Voice Agent
PassAudited by VirusTotal on May 12, 2026.
Overview
Type: OpenClaw Skill Name: voice-agent Version: 1.1.0 The `scripts/client.py` file contains critical vulnerabilities that allow for arbitrary file read and write operations. The `transcribe` function reads the content of an arbitrary file path provided as an argument and sends it to `http://localhost:8000/transcribe`. Similarly, the `synthesize` function writes the generated audio content to an arbitrary file path provided as an argument. These flaws, while not explicitly malicious in intent, enable an attacker to read sensitive local files or write arbitrary content to any location on the filesystem, posing a significant risk for data exfiltration or local privilege escalation.
Findings (0)
Artifact-based informational review of SKILL.md, metadata, install specs, static scan signals, and capability signals. ClawScan does not execute the skill or run runtime probes.
A chosen audio file is handed to the local backend, and an output path can be created or overwritten by the synthesis command.
The client reads a provided audio file for transcription and writes synthesized audio to a provided output path. This is expected for the skill, but users should ensure only intended files and output locations are used.
with open(filename, 'rb') as f: data += f.read() ... with open(output_file, 'wb') as f:
Use explicit, non-sensitive audio inputs and safe output paths; avoid pointing the output at existing important files.

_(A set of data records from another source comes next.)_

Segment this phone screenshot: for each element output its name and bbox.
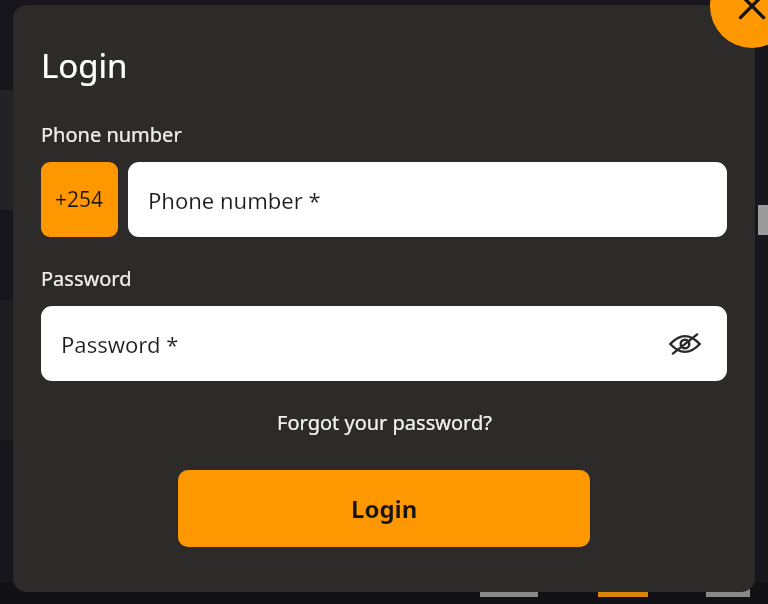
button[interactable]: Forgot your password? [269,405,500,440]
staticText: Login [41,43,128,88]
staticText: Password * [61,329,179,359]
staticText: Password [41,265,132,292]
staticText: Forgot your password? [277,409,492,436]
button[interactable]: Close [710,0,768,48]
button[interactable]: +254 [41,162,118,237]
button[interactable]: Phone number * [128,162,727,237]
button[interactable]: Show password [663,322,707,366]
staticText: Phone number * [148,185,321,215]
button[interactable]: Password * [41,306,727,381]
staticText: Login [351,492,418,525]
button[interactable]: Login [178,470,590,547]
staticText: +254 [55,185,104,214]
staticText: Phone number [41,121,182,148]
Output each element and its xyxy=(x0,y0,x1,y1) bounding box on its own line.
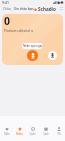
staticText: Chào, xyxy=(3,7,12,11)
staticText: Schadio xyxy=(38,6,56,12)
button[interactable]: Món xyxy=(0,116,13,136)
button[interactable]: Điểm xyxy=(13,116,26,136)
staticText: Nhận quà ngay xyxy=(23,44,43,48)
staticText: 0 xyxy=(4,14,11,28)
button[interactable]: Nhận quà ngay xyxy=(22,43,43,49)
button[interactable]: Profile xyxy=(48,51,57,60)
button[interactable]: Tôi xyxy=(52,116,65,136)
staticText: Quét xyxy=(29,132,36,136)
button[interactable]: Menu xyxy=(60,6,63,12)
staticText: Xin chào bạn xyxy=(14,7,34,11)
button[interactable]: Scan xyxy=(27,50,38,61)
staticText: Tôi xyxy=(57,132,61,136)
button[interactable]: Quét xyxy=(26,116,39,136)
button[interactable]: Quà xyxy=(39,116,52,136)
staticText: Quà xyxy=(43,132,49,136)
staticText: Điểm xyxy=(16,132,23,136)
staticText: 9:41 xyxy=(2,0,9,5)
staticText: Món xyxy=(4,132,10,136)
staticText: Products collected xyxy=(4,29,30,33)
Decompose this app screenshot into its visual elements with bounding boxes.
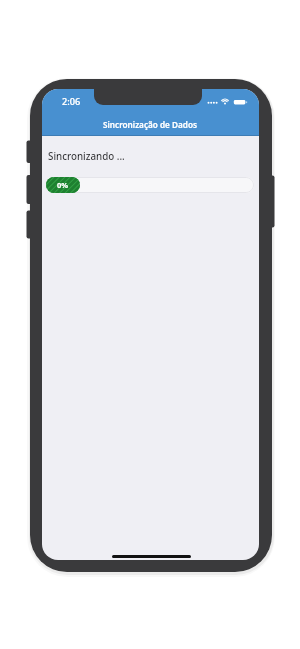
- staticText: Sincronização de Dados: [103, 119, 198, 130]
- staticText: 2:06: [62, 95, 81, 107]
- staticText: 0%: [57, 180, 69, 190]
- staticText: Sincronizando ...: [48, 150, 125, 163]
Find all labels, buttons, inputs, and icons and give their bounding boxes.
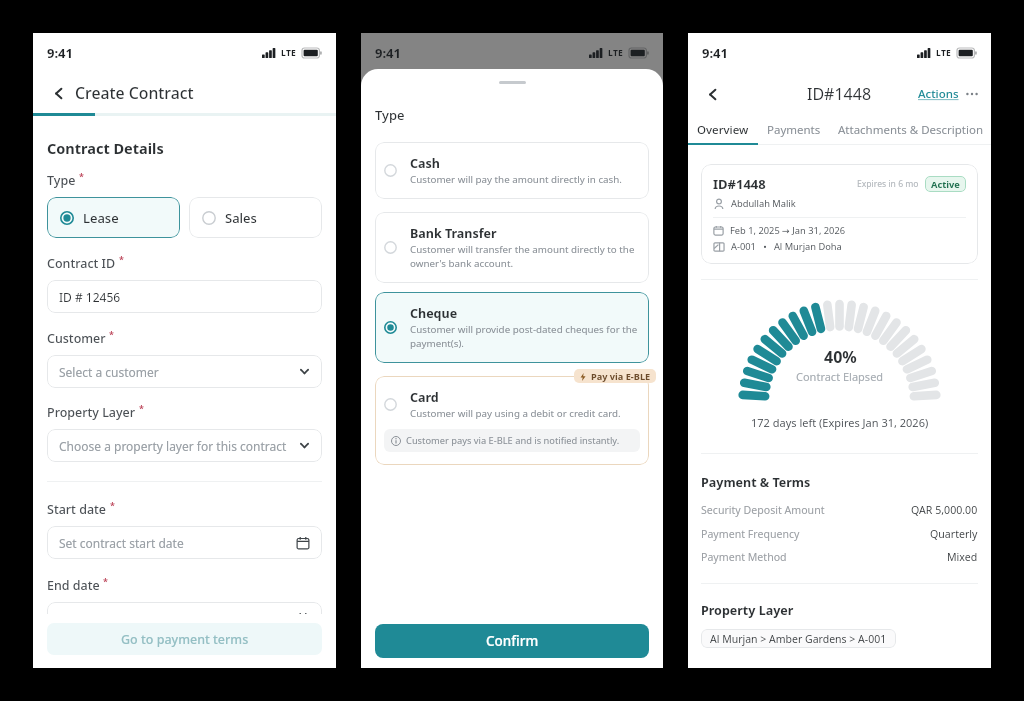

The skill’s safety depends partly on the backend service running on localhost:8000, not just on the packaged client script.
The skill is client-only and relies on a separately managed backend and repository docs outside the included package. That dependency is disclosed, but the backend is part of the trust decision.
Requires a running backend API at `http://localhost:8000`. Backend setup instructions are in this repository: - `README.md` - `walkthrough.md` - `DOCKER_README.md`
Install and run the backend only from a trusted source, review its setup instructions, and avoid running an unexpected service on localhost:8000.
Text sent for speech generation may be handled beyond the local machine by AWS Polly through the backend.
The skill discloses that text-to-speech uses AWS Polly via the backend. That is purpose-aligned, but synthesis text may be processed by an external provider depending on backend configuration.
It uses **local Whisper** for Speech-to-Text transcription and **AWS Polly** for Text-to-Speech generation.
Do not synthesize highly sensitive text unless you are comfortable with the backend and AWS Polly handling it.